The lawsuit by the federal government smacks of blackmail and manipulation. Why is the federal gov trying to control the electoral process at the local level? What do they hope to gain?
If I were at all cynical, I'd say because filling out thousands of fake ballots takes longer than tampering with the Diebold machines.
This is a voting machine, not a toaster! Even my mobile phone doesn't allow flashing of unsigned firmware.
But unlike a phone, voting machine is a multi-user device, which should be secure by design at every level.
So, maybe in this case Trusted Computing may find one of a few of its good applications?
Rediculous is ridiculous!
I would consider myself an authoritative source on the matter since I was involved in the 2004 recount in Ohio. I observed in an official capacity the recount in Clark and Shelby counties and in an unofficial capacity the recount in Greene county. I will now state some facts that you may take as you will.
Punch cards were used in all these counties. None of the equipment used was Diebold equipment. Recounts were run more loosely in Greene and Shelby counties (Republican strongholds) than in Clark county (about 50-50). I spoke with the Greene county board chairman. He said that he took responsibility for not realizing that increased voter registration would mean they would need more machines (his exact words were, "We dropped the ball on that").
On your points:
1) Most of Ohio was using Florida-style punch card ballots. A few places used optical scan. Fewer yet used the Diebold electronic machines. I cannot recall which counties had Diebold machines. If you care to research it yourself, keep in mind that most of Ohio is red except for areas near the lake and the rust belt regions of Akron, Canton, and on over to Youngstown. Columbus and Dayton are swing regions. Cincinnati is very red for a large city.
2) Yes, the security practices of Diebold, Inc. border on the criminally negligent.
3) Local boards of election, IIRC, decided how the votes would be recorded. Elections are run by our Secretary of State, but local boards are given some freedom as well. I am not sure exactly who makes the final decisions. It should be noted that our boards of election are not elected, but are appointed and must have equal numbers of registered Republicans and Democrats on them.
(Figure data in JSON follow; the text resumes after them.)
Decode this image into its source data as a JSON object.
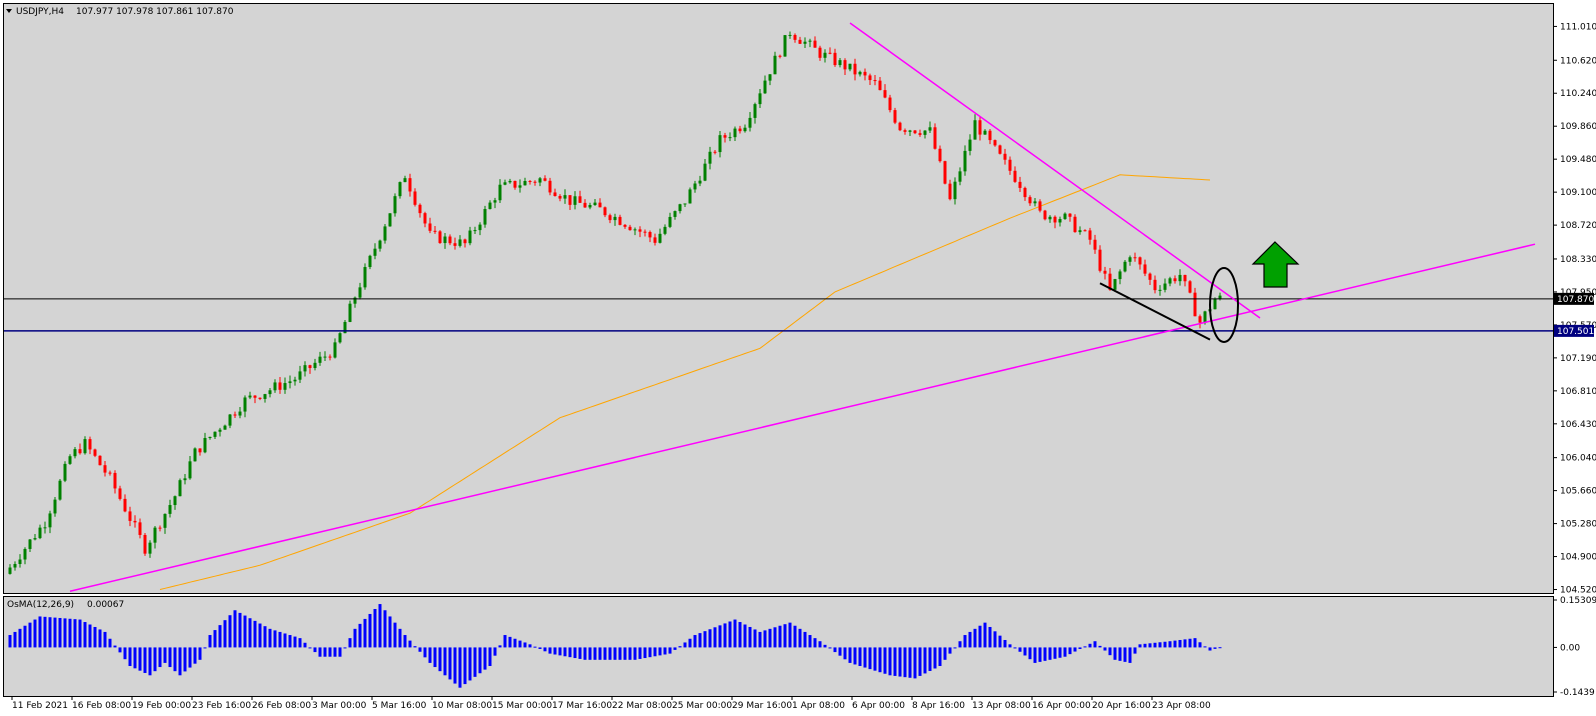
{
  "header": {
    "symbol": "USDJPY,H4",
    "ohlc": "107.977 107.978 107.861 107.870"
  },
  "osma_header": {
    "label": "OsMA(12,26,9)",
    "value": "0.00067"
  },
  "colors": {
    "background": "#d4d4d4",
    "bull_candle": "#008000",
    "bear_candle": "#ff0000",
    "moving_average": "#ffa500",
    "trendline": "#ff00ff",
    "support_line": "#000080",
    "current_price_line": "#000000",
    "osma_bars": "#0000ff",
    "arrow": "#00a000"
  },
  "chart_data": [
    {
      "type": "candlestick",
      "symbol": "USDJPY",
      "timeframe": "H4",
      "y_ticks": [
        "111.010",
        "110.620",
        "110.240",
        "109.860",
        "109.480",
        "109.100",
        "108.720",
        "108.330",
        "107.950",
        "107.570",
        "107.190",
        "106.810",
        "106.430",
        "106.040",
        "105.660",
        "105.280",
        "104.900",
        "104.520"
      ],
      "x_ticks": [
        "11 Feb 2021",
        "16 Feb 08:00",
        "19 Feb 00:00",
        "23 Feb 16:00",
        "26 Feb 08:00",
        "3 Mar 00:00",
        "5 Mar 16:00",
        "10 Mar 08:00",
        "15 Mar 00:00",
        "17 Mar 16:00",
        "22 Mar 08:00",
        "25 Mar 00:00",
        "29 Mar 16:00",
        "1 Apr 08:00",
        "6 Apr 00:00",
        "8 Apr 16:00",
        "13 Apr 08:00",
        "16 Apr 00:00",
        "20 Apr 16:00",
        "23 Apr 08:00"
      ],
      "ylim": [
        104.48,
        111.28
      ],
      "price_path_anchors": [
        {
          "bar": 0,
          "price": 104.7
        },
        {
          "bar": 8,
          "price": 105.3
        },
        {
          "bar": 13,
          "price": 106.05
        },
        {
          "bar": 16,
          "price": 106.2
        },
        {
          "bar": 21,
          "price": 105.8
        },
        {
          "bar": 28,
          "price": 105.0
        },
        {
          "bar": 34,
          "price": 105.6
        },
        {
          "bar": 38,
          "price": 106.1
        },
        {
          "bar": 48,
          "price": 106.7
        },
        {
          "bar": 58,
          "price": 106.95
        },
        {
          "bar": 66,
          "price": 107.3
        },
        {
          "bar": 70,
          "price": 107.9
        },
        {
          "bar": 75,
          "price": 108.6
        },
        {
          "bar": 80,
          "price": 109.3
        },
        {
          "bar": 85,
          "price": 108.6
        },
        {
          "bar": 92,
          "price": 108.5
        },
        {
          "bar": 99,
          "price": 109.15
        },
        {
          "bar": 107,
          "price": 109.25
        },
        {
          "bar": 113,
          "price": 109.0
        },
        {
          "bar": 119,
          "price": 108.9
        },
        {
          "bar": 124,
          "price": 108.75
        },
        {
          "bar": 130,
          "price": 108.55
        },
        {
          "bar": 136,
          "price": 109.0
        },
        {
          "bar": 143,
          "price": 109.7
        },
        {
          "bar": 148,
          "price": 109.9
        },
        {
          "bar": 152,
          "price": 110.4
        },
        {
          "bar": 157,
          "price": 110.95
        },
        {
          "bar": 163,
          "price": 110.7
        },
        {
          "bar": 168,
          "price": 110.55
        },
        {
          "bar": 174,
          "price": 110.35
        },
        {
          "bar": 179,
          "price": 109.85
        },
        {
          "bar": 185,
          "price": 109.8
        },
        {
          "bar": 189,
          "price": 109.0
        },
        {
          "bar": 194,
          "price": 109.9
        },
        {
          "bar": 199,
          "price": 109.5
        },
        {
          "bar": 203,
          "price": 109.2
        },
        {
          "bar": 207,
          "price": 108.85
        },
        {
          "bar": 212,
          "price": 108.8
        },
        {
          "bar": 217,
          "price": 108.55
        },
        {
          "bar": 221,
          "price": 107.95
        },
        {
          "bar": 225,
          "price": 108.4
        },
        {
          "bar": 230,
          "price": 108.0
        },
        {
          "bar": 235,
          "price": 108.15
        },
        {
          "bar": 239,
          "price": 107.6
        },
        {
          "bar": 242,
          "price": 107.87
        }
      ],
      "moving_average_anchors": [
        {
          "bar": 30,
          "price": 104.52
        },
        {
          "bar": 50,
          "price": 104.8
        },
        {
          "bar": 80,
          "price": 105.4
        },
        {
          "bar": 110,
          "price": 106.5
        },
        {
          "bar": 150,
          "price": 107.3
        },
        {
          "bar": 165,
          "price": 107.95
        },
        {
          "bar": 200,
          "price": 108.8
        },
        {
          "bar": 222,
          "price": 109.3
        },
        {
          "bar": 240,
          "price": 109.24
        }
      ],
      "trendlines": [
        {
          "name": "ascending-support",
          "from": {
            "bar": 12,
            "price": 104.5
          },
          "to": {
            "bar": 305,
            "price": 108.5
          }
        },
        {
          "name": "descending-resistance",
          "from": {
            "bar": 168,
            "price": 111.05
          },
          "to": {
            "bar": 250,
            "price": 107.65
          }
        },
        {
          "name": "short-lower-line",
          "from": {
            "bar": 218,
            "price": 108.05
          },
          "to": {
            "bar": 240,
            "price": 107.4
          }
        }
      ],
      "horizontal_levels": [
        {
          "name": "support",
          "price": 107.501,
          "label": "107.501"
        },
        {
          "name": "current-price",
          "price": 107.87,
          "label": "107.870"
        }
      ],
      "annotations": [
        "ellipse around latest candles",
        "green up arrow"
      ]
    },
    {
      "type": "bar",
      "indicator": "OsMA(12,26,9)",
      "last_value": 0.00067,
      "y_ticks": [
        "0.15309",
        "0.00",
        "-0.1439"
      ],
      "ylim": [
        -0.1439,
        0.15309
      ],
      "value_anchors": [
        {
          "bar": 0,
          "value": 0.04
        },
        {
          "bar": 6,
          "value": 0.1
        },
        {
          "bar": 14,
          "value": 0.09
        },
        {
          "bar": 19,
          "value": 0.05
        },
        {
          "bar": 24,
          "value": -0.06
        },
        {
          "bar": 28,
          "value": -0.09
        },
        {
          "bar": 31,
          "value": -0.05
        },
        {
          "bar": 34,
          "value": -0.09
        },
        {
          "bar": 38,
          "value": -0.04
        },
        {
          "bar": 40,
          "value": 0.04
        },
        {
          "bar": 45,
          "value": 0.12
        },
        {
          "bar": 52,
          "value": 0.06
        },
        {
          "bar": 58,
          "value": 0.03
        },
        {
          "bar": 62,
          "value": -0.03
        },
        {
          "bar": 66,
          "value": -0.03
        },
        {
          "bar": 69,
          "value": 0.06
        },
        {
          "bar": 74,
          "value": 0.14
        },
        {
          "bar": 79,
          "value": 0.04
        },
        {
          "bar": 84,
          "value": -0.05
        },
        {
          "bar": 90,
          "value": -0.13
        },
        {
          "bar": 96,
          "value": -0.06
        },
        {
          "bar": 99,
          "value": 0.04
        },
        {
          "bar": 104,
          "value": 0.01
        },
        {
          "bar": 108,
          "value": -0.02
        },
        {
          "bar": 115,
          "value": -0.04
        },
        {
          "bar": 125,
          "value": -0.04
        },
        {
          "bar": 132,
          "value": -0.02
        },
        {
          "bar": 137,
          "value": 0.04
        },
        {
          "bar": 145,
          "value": 0.09
        },
        {
          "bar": 150,
          "value": 0.05
        },
        {
          "bar": 156,
          "value": 0.08
        },
        {
          "bar": 162,
          "value": 0.02
        },
        {
          "bar": 168,
          "value": -0.05
        },
        {
          "bar": 176,
          "value": -0.09
        },
        {
          "bar": 181,
          "value": -0.1
        },
        {
          "bar": 186,
          "value": -0.06
        },
        {
          "bar": 191,
          "value": 0.04
        },
        {
          "bar": 195,
          "value": 0.08
        },
        {
          "bar": 200,
          "value": 0.01
        },
        {
          "bar": 205,
          "value": -0.05
        },
        {
          "bar": 211,
          "value": -0.03
        },
        {
          "bar": 217,
          "value": 0.02
        },
        {
          "bar": 221,
          "value": -0.04
        },
        {
          "bar": 224,
          "value": -0.05
        },
        {
          "bar": 226,
          "value": 0.01
        },
        {
          "bar": 232,
          "value": 0.02
        },
        {
          "bar": 237,
          "value": 0.03
        },
        {
          "bar": 240,
          "value": -0.01
        },
        {
          "bar": 242,
          "value": 0.00067
        }
      ]
    }
  ]
}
The only board of election under investigation of impropriety is the Cuyahoga board (the bluest county in Ohio). The allegation is that they pre-counted the "randomly" selected ballots themselves in order to make sure the count came out correctly so that they wouldn't have to recount all the ballots by hand. In our recent primary election, the same board had trouble with getting the machines running in a certian precinct. Usually our polls are open from 6:30a - 7:30p. That precinct didn't open until 1:30p, which prompted a judge to order it open until 9:30p.
The more local the election boards, the less likely that a wide-spread, concerted, and coordinated effort to perpetrate voter fraud can occur. When the original post states that "government" is whom we should be protecting this from, I'm sure the meaning of government is closer to central government than local government. There is an important distinction -- and I don't think it's "anti-government Slashdot pandering" to say so.
quiquid id est, timeo puellas et oscula dantes.